Subsequent Car Registration Every year the State sends us a bill for car registration renewal. You can get a car registration sticker without getting an updated inspection sticker, but there is a fine if the police ticket you for an expired sticker. The safety inspection stickers are color coded and easy to spot when they are out of date.
HAWAII DRIVER'S LICENSE
Hawaii does not require you to get a driver's license if you have a valid license from another state in US or country with driving agreements in the US. When you get a Hawaii license, you must surrender any other driver's license. There are driver's licensing offices around the island. The office in Hilo is located at the Hawaii Police Department building at 349 Kapiolani street, not the Apuni Center.

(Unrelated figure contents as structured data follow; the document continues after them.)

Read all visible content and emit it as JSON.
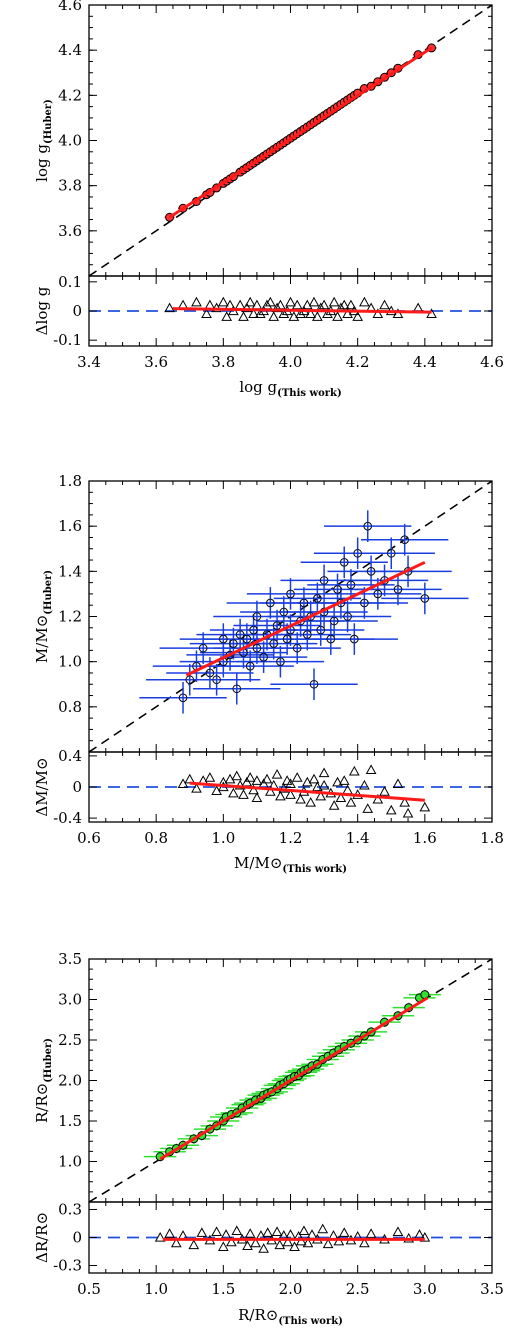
{
  "figure": {
    "panels": [
      {
        "id": "logg",
        "ylabel_main": "log g",
        "ylabel_sub": "(Huber)",
        "ylabel_resid": "Δlog g",
        "xlabel_main": "log g",
        "xlabel_sub": "(This work)",
        "point_color": "#ff3030",
        "errorbar_color": "#ff3030",
        "fit_color": "#ff1a1a"
      },
      {
        "id": "mass",
        "ylabel_main": "M/M⊙",
        "ylabel_sub": "(Huber)",
        "ylabel_resid": "ΔM/M⊙",
        "xlabel_main": "M/M⊙",
        "xlabel_sub": "(This work)",
        "point_color": "#2040d0",
        "errorbar_color": "#1a3fe0",
        "fit_color": "#ff1a1a"
      },
      {
        "id": "radius",
        "ylabel_main": "R/R⊙",
        "ylabel_sub": "(Huber)",
        "ylabel_resid": "ΔR/R⊙",
        "xlabel_main": "R/R⊙",
        "xlabel_sub": "(This work)",
        "point_color": "#30e030",
        "errorbar_color": "#30e030",
        "fit_color": "#ff1a1a"
      }
    ]
  },
  "chart_data": [
    {
      "type": "scatter",
      "xlabel": "log g(This work)",
      "ylabel": "log g(Huber)",
      "xlim": [
        3.4,
        4.6
      ],
      "ylim_main": [
        3.4,
        4.6
      ],
      "ylim_resid": [
        -0.12,
        0.12
      ],
      "x_ticks": [
        "3.4",
        "3.6",
        "3.8",
        "4.0",
        "4.2",
        "4.4",
        "4.6"
      ],
      "y_ticks_main": [
        "3.6",
        "3.8",
        "4.0",
        "4.2",
        "4.4",
        "4.6"
      ],
      "y_ticks_resid": [
        "0.1",
        "0",
        "-0.1"
      ],
      "one_to_one_line": true,
      "fit_line": {
        "x": [
          3.64,
          4.42
        ],
        "y": [
          3.66,
          4.41
        ]
      },
      "resid_fit_line": {
        "x": [
          3.65,
          4.42
        ],
        "y": [
          0.008,
          -0.004
        ]
      },
      "x": [
        3.64,
        3.68,
        3.72,
        3.75,
        3.76,
        3.78,
        3.8,
        3.81,
        3.82,
        3.83,
        3.85,
        3.86,
        3.87,
        3.88,
        3.89,
        3.9,
        3.91,
        3.92,
        3.93,
        3.94,
        3.95,
        3.96,
        3.97,
        3.98,
        3.99,
        4.0,
        4.01,
        4.02,
        4.03,
        4.04,
        4.05,
        4.06,
        4.07,
        4.08,
        4.09,
        4.1,
        4.11,
        4.12,
        4.13,
        4.14,
        4.15,
        4.16,
        4.17,
        4.18,
        4.19,
        4.2,
        4.22,
        4.24,
        4.26,
        4.28,
        4.3,
        4.32,
        4.38,
        4.42
      ],
      "y": [
        3.66,
        3.7,
        3.73,
        3.76,
        3.77,
        3.79,
        3.81,
        3.82,
        3.83,
        3.84,
        3.86,
        3.87,
        3.88,
        3.89,
        3.9,
        3.91,
        3.92,
        3.93,
        3.94,
        3.95,
        3.96,
        3.97,
        3.98,
        3.99,
        4.0,
        4.01,
        4.02,
        4.03,
        4.04,
        4.05,
        4.06,
        4.07,
        4.08,
        4.09,
        4.1,
        4.11,
        4.12,
        4.13,
        4.14,
        4.15,
        4.16,
        4.17,
        4.18,
        4.19,
        4.2,
        4.21,
        4.23,
        4.24,
        4.26,
        4.28,
        4.3,
        4.32,
        4.38,
        4.41
      ],
      "resid": [
        0.01,
        0.02,
        0.03,
        -0.01,
        0.02,
        0.01,
        0.03,
        -0.02,
        0.02,
        0.0,
        0.02,
        -0.02,
        0.01,
        0.03,
        -0.01,
        0.02,
        -0.01,
        0.0,
        0.02,
        0.03,
        -0.02,
        0.01,
        0.02,
        -0.01,
        0.0,
        0.03,
        -0.02,
        0.02,
        -0.01,
        0.0,
        0.02,
        -0.01,
        0.03,
        -0.02,
        0.01,
        0.02,
        -0.01,
        0.0,
        0.03,
        -0.02,
        0.01,
        0.02,
        -0.01,
        0.02,
        0.0,
        -0.02,
        0.03,
        0.01,
        -0.01,
        0.02,
        0.0,
        -0.01,
        0.01,
        -0.01
      ]
    },
    {
      "type": "scatter",
      "xlabel": "M/M⊙(This work)",
      "ylabel": "M/M⊙(Huber)",
      "xlim": [
        0.6,
        1.8
      ],
      "ylim_main": [
        0.6,
        1.8
      ],
      "ylim_resid": [
        -0.45,
        0.45
      ],
      "x_ticks": [
        "0.6",
        "0.8",
        "1.0",
        "1.2",
        "1.4",
        "1.6",
        "1.8"
      ],
      "y_ticks_main": [
        "0.8",
        "1.0",
        "1.2",
        "1.4",
        "1.6",
        "1.8"
      ],
      "y_ticks_resid": [
        "0.4",
        "0",
        "-0.4"
      ],
      "one_to_one_line": true,
      "fit_line": {
        "x": [
          0.89,
          1.6
        ],
        "y": [
          0.94,
          1.44
        ]
      },
      "resid_fit_line": {
        "x": [
          0.9,
          1.6
        ],
        "y": [
          0.05,
          -0.17
        ]
      },
      "x": [
        0.88,
        0.9,
        0.92,
        0.94,
        0.96,
        0.98,
        1.0,
        1.0,
        1.02,
        1.03,
        1.04,
        1.05,
        1.06,
        1.07,
        1.08,
        1.09,
        1.1,
        1.1,
        1.12,
        1.13,
        1.14,
        1.15,
        1.16,
        1.17,
        1.18,
        1.19,
        1.2,
        1.2,
        1.22,
        1.23,
        1.24,
        1.25,
        1.26,
        1.27,
        1.28,
        1.29,
        1.3,
        1.3,
        1.32,
        1.33,
        1.34,
        1.35,
        1.36,
        1.37,
        1.38,
        1.39,
        1.4,
        1.42,
        1.43,
        1.44,
        1.46,
        1.48,
        1.5,
        1.52,
        1.54,
        1.55,
        1.6
      ],
      "y": [
        0.84,
        0.92,
        0.98,
        1.06,
        0.95,
        0.92,
        1.0,
        1.1,
        1.03,
        1.08,
        0.88,
        1.12,
        1.04,
        1.1,
        0.98,
        1.14,
        1.06,
        1.2,
        1.02,
        1.12,
        1.26,
        1.08,
        1.16,
        1.0,
        1.22,
        1.1,
        1.14,
        1.3,
        1.06,
        1.18,
        1.26,
        1.12,
        1.2,
        0.9,
        1.28,
        1.14,
        1.22,
        1.36,
        1.1,
        1.18,
        1.32,
        1.26,
        1.44,
        1.2,
        1.34,
        1.1,
        1.48,
        1.26,
        1.6,
        1.4,
        1.3,
        1.36,
        1.48,
        1.32,
        1.54,
        1.4,
        1.28
      ],
      "resid": [
        0.04,
        0.1,
        -0.02,
        0.08,
        0.12,
        -0.05,
        0.06,
        0.0,
        0.1,
        -0.08,
        0.14,
        0.02,
        -0.1,
        0.06,
        0.12,
        -0.04,
        0.08,
        -0.14,
        0.04,
        0.1,
        -0.06,
        0.02,
        0.16,
        -0.12,
        -0.02,
        0.08,
        -0.1,
        0.04,
        0.12,
        -0.16,
        -0.06,
        0.06,
        -0.2,
        0.1,
        0.0,
        -0.12,
        0.02,
        0.18,
        -0.08,
        -0.24,
        0.06,
        -0.14,
        0.08,
        -0.04,
        -0.2,
        0.2,
        -0.1,
        0.02,
        -0.28,
        0.22,
        -0.16,
        -0.06,
        -0.3,
        0.04,
        -0.2,
        -0.34,
        -0.26
      ]
    },
    {
      "type": "scatter",
      "xlabel": "R/R⊙(This work)",
      "ylabel": "R/R⊙(Huber)",
      "xlim": [
        0.5,
        3.5
      ],
      "ylim_main": [
        0.5,
        3.5
      ],
      "ylim_resid": [
        -0.38,
        0.38
      ],
      "x_ticks": [
        "0.5",
        "1.0",
        "1.5",
        "2.0",
        "2.5",
        "3.0",
        "3.5"
      ],
      "y_ticks_main": [
        "1.0",
        "1.5",
        "2.0",
        "2.5",
        "3.0",
        "3.5"
      ],
      "y_ticks_resid": [
        "0.3",
        "0",
        "-0.3"
      ],
      "one_to_one_line": true,
      "fit_line": {
        "x": [
          1.03,
          3.02
        ],
        "y": [
          1.03,
          3.02
        ]
      },
      "resid_fit_line": {
        "x": [
          1.05,
          3.0
        ],
        "y": [
          -0.02,
          -0.02
        ]
      },
      "x": [
        1.03,
        1.1,
        1.15,
        1.2,
        1.28,
        1.34,
        1.4,
        1.45,
        1.5,
        1.52,
        1.56,
        1.6,
        1.64,
        1.68,
        1.7,
        1.74,
        1.78,
        1.8,
        1.83,
        1.86,
        1.9,
        1.92,
        1.95,
        1.98,
        2.0,
        2.03,
        2.06,
        2.08,
        2.1,
        2.13,
        2.16,
        2.2,
        2.24,
        2.28,
        2.32,
        2.36,
        2.4,
        2.45,
        2.5,
        2.55,
        2.6,
        2.7,
        2.8,
        2.88,
        2.96,
        3.0
      ],
      "y": [
        1.06,
        1.12,
        1.16,
        1.2,
        1.28,
        1.32,
        1.4,
        1.44,
        1.5,
        1.55,
        1.58,
        1.6,
        1.66,
        1.7,
        1.72,
        1.76,
        1.78,
        1.82,
        1.84,
        1.86,
        1.9,
        1.94,
        1.96,
        2.0,
        2.02,
        2.05,
        2.06,
        2.1,
        2.12,
        2.14,
        2.18,
        2.2,
        2.26,
        2.3,
        2.34,
        2.38,
        2.42,
        2.46,
        2.5,
        2.55,
        2.6,
        2.72,
        2.8,
        2.9,
        3.02,
        3.06
      ],
      "resid": [
        0.0,
        0.04,
        -0.06,
        0.02,
        -0.08,
        0.05,
        -0.03,
        0.06,
        -0.1,
        0.03,
        -0.05,
        0.07,
        -0.02,
        -0.09,
        0.04,
        -0.06,
        0.02,
        -0.12,
        0.05,
        -0.03,
        0.06,
        -0.08,
        0.02,
        -0.05,
        0.03,
        -0.1,
        0.01,
        -0.04,
        0.07,
        -0.06,
        0.03,
        -0.02,
        0.09,
        -0.07,
        0.02,
        -0.04,
        0.05,
        -0.03,
        0.01,
        -0.06,
        0.04,
        -0.02,
        0.06,
        -0.01,
        0.03,
        0.0
      ]
    }
  ]
}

The driver's licensing office is up the steps and to the left.
When you are ready to get a Hawaii license here is what you need to do:
- Study the Hawaii Driver's Manual. You can buy a book in a retail store or use the online PDF version: Hawaii Driver Manual. Some of the laws are different than on the mainland, so it is worth studying.
- The Hilo office is open for written tests from 8AM to 3PM.
- You need to bring your current valid driver's license, your Social Security card, and cash or a check to pay the fee. Hawaii has just changed the law to require proof of citizenship by bringing a passport or birth certificate.
- When you get to the office, you have to fill out an application with your mailing and actual addresses, your height, weight, and other information. You have the option of registering to vote as a part of the application. Once the application is filled out, stand in line and wait for a window.
- When called to a window you are asked for your driver's license, which they keep, and your Social Security card. A vision test is performed so make sure you have the right glasses if you need them. They use a machine to test your vision and peripheral vision.
- If you pass the vision test, then you take the written test in an area set aside with desks. When you are finished, hand in the test and stand in line again until they call you back to the window to grade your test and verify you have a passing score. If you pass the test, pay the fee at another window and they will take your photo, get your signature, and your finger prints. Before you leave, they hand you an official Hawaii's driver's license. Our licenses are valid for 7 years before requiring renewal. The day we went in, there were only 2 other people there and it took over 45 minutes to leave with the license.
HAWAII STATE IDENTIFICATION CARD
The state of Hawaii issues identification cards that can be used in place of a driver's license to get access to county services (like the golf course) and use as a picture id for airline travel or cashing checks. A Hawaii State Identification Card provides a local id if you choose to keep an out of state driver's license or don't drive.
The Hawaii State ID is issued by the County at the Police Station in Hilo (349 Kapiolani street). The cost is $15 and you must fill out an application, bring your Social Security card, passport or birth certificate, and proof of Hawaii residency.